Parson announces vaccine incentive lottery with $10,000 prizes, picks new health director

covid vaccine syringe

By TESSA WEINBERG
The Missouri Independent

In a bid to increase vaccination rates to combat the Delta variant’s growing spread, Missouri Gov. Mike Parson announced Wednesday an incentive program that will feature chances to win $10,000 for those who get a shot.

Parson was also joined Wednesday by Donald Kauerauf, a former assistant director in the Illinois Department of Public Health, who will serve as the new director of the Department of Health and Senior Services. The announcement comes just over three months since Randall Williams, the former DHSS director, resigned suddenly with little explanation.
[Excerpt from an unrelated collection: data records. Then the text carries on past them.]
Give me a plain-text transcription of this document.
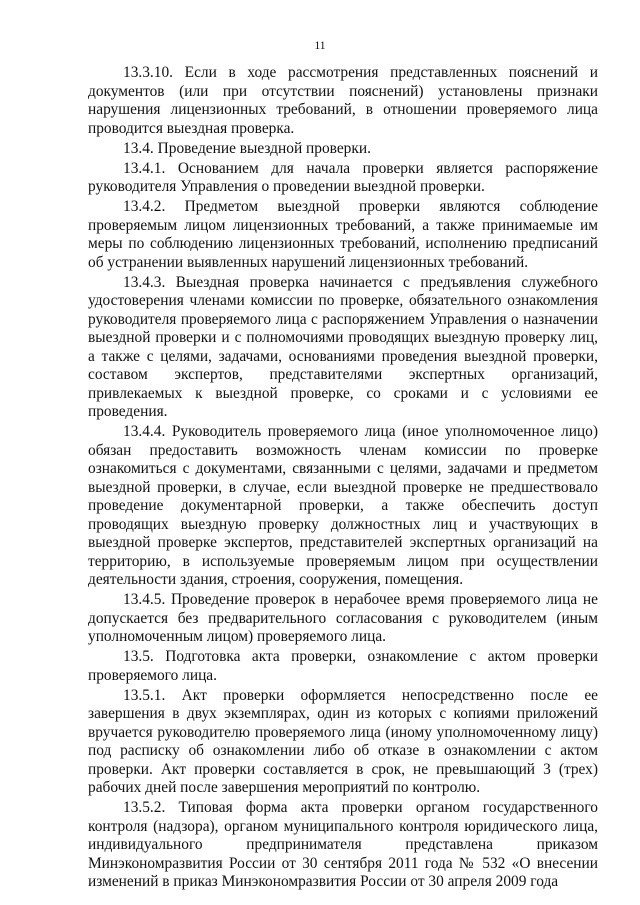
11

13.3.10. Если в ходе рассмотрения представленных пояснений и документов (или при отсутствии пояснений) установлены признаки нарушения лицензионных требований, в отношении проверяемого лица проводится выездная проверка.

13.4. Проведение выездной проверки.

13.4.1. Основанием для начала проверки является распоряжение руководителя Управления о проведении выездной проверки.

13.4.2. Предметом выездной проверки являются соблюдение проверяемым лицом лицензионных требований, а также принимаемые им меры по соблюдению лицензионных требований, исполнению предписаний об устранении выявленных нарушений лицензионных требований.

13.4.3. Выездная проверка начинается с предъявления служебного удостоверения членами комиссии по проверке, обязательного ознакомления руководителя проверяемого лица с распоряжением Управления о назначении выездной проверки и с полномочиями проводящих выездную проверку лиц, а также с целями, задачами, основаниями проведения выездной проверки, составом экспертов, представителями экспертных организаций, привлекаемых к выездной проверке, со сроками и с условиями ее проведения.

13.4.4. Руководитель проверяемого лица (иное уполномоченное лицо) обязан предоставить возможность членам комиссии по проверке ознакомиться с документами, связанными с целями, задачами и предметом выездной проверки, в случае, если выездной проверке не предшествовало проведение документарной проверки, а также обеспечить доступ проводящих выездную проверку должностных лиц и участвующих в выездной проверке экспертов, представителей экспертных организаций на территорию, в используемые проверяемым лицом при осуществлении деятельности здания, строения, сооружения, помещения.

13.4.5. Проведение проверок в нерабочее время проверяемого лица не допускается без предварительного согласования с руководителем (иным уполномоченным лицом) проверяемого лица.

13.5. Подготовка акта проверки, ознакомление с актом проверки проверяемого лица.

13.5.1. Акт проверки оформляется непосредственно после ее завершения в двух экземплярах, один из которых с копиями приложений вручается руководителю проверяемого лица (иному уполномоченному лицу) под расписку об ознакомлении либо об отказе в ознакомлении с актом проверки. Акт проверки составляется в срок, не превышающий 3 (трех) рабочих дней после завершения мероприятий по контролю.

13.5.2. Типовая форма акта проверки органом государственного контроля (надзора), органом муниципального контроля юридического лица, индивидуального предпринимателя представлена приказом Минэкономразвития России от 30 сентября 2011 года № 532 «О внесении изменений в приказ Минэкономразвития России от 30 апреля 2009 года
The unveiling of an incentive program to persuade Missourians to get vaccinated has been anticipated for weeks, as state officials have worked to finalize details and pin down funding sources.

Parson himself had previously been hesitant to adopt incentives, questioning last month whether they would set a precedent to reward vaccinations. However, he has since turned to them as the state continues to see some of the highest numbers of new cases per capita, and has expressed his support for smaller-scale lottery prizes.

Missouri’s incentive program will be operated by the Missouri Lottery. Entries will be divided by Missouri’s eight Congressional districts. There will be separate drawings for those already vaccinated, those who have yet to be and for minors who can win a MOST 529 savings plan, an investment account that can be used to pay college tuition, among other educational expenses.

The first drawing will be on Aug. 13. Drawings will occur every two weeks with the final drawing scheduled for Oct. 8.

The incentive program’s launch previously hit a snag when it came to funding, with Missouri urging the Centers For Disease Control and Prevention on Friday to make an exception and waive a $25 per person limit for incentives paid for by federal funding to boost immunizations.

The state will instead cover the costs of Missouri’s incentive program through unspent federal coronavirus relief funds, which the U.S. Treasury Department recently clarified can be used for cash payments and lotteries, “so long as such costs are reasonably proportional to the expected public health benefit.”

Supplemental grant funding to boost immunizations will instead be made available to local public health departments to craft county-level incentive programs of their own.

New director from Illinois

Kauerauf comes from Illinois, where he has spent three decades serving in primarily state government roles related to emergency response and public health. He most recently served as the chair of the Illinois Terrorism Task Force within the Illinois Emergency Management Agency, where he had previously also served as the chief of the Bureau of Preparedness and Grants Administration.

Kauerauf also served as the assistant director of the Illinois Department of Public Health, a position he had been appointed to in July 2016 by former Illinois Gov. Bruce Rauner. Kauerauf had worked in the department for a decade prior to that from 1994 to 2004, where he served in various roles, including chief of the department’s division of disaster planning and readiness, according to a news article at the time.

He also oversaw “Safe2Help Illinois,” a school safety program that aimed to collect tips in an effort to prevent suicide, bullying and school violence, and worked as an emergency management intelligence officer at Western Illinois University in the Statewide Terrorism and Intelligence Center, according to a previous bio.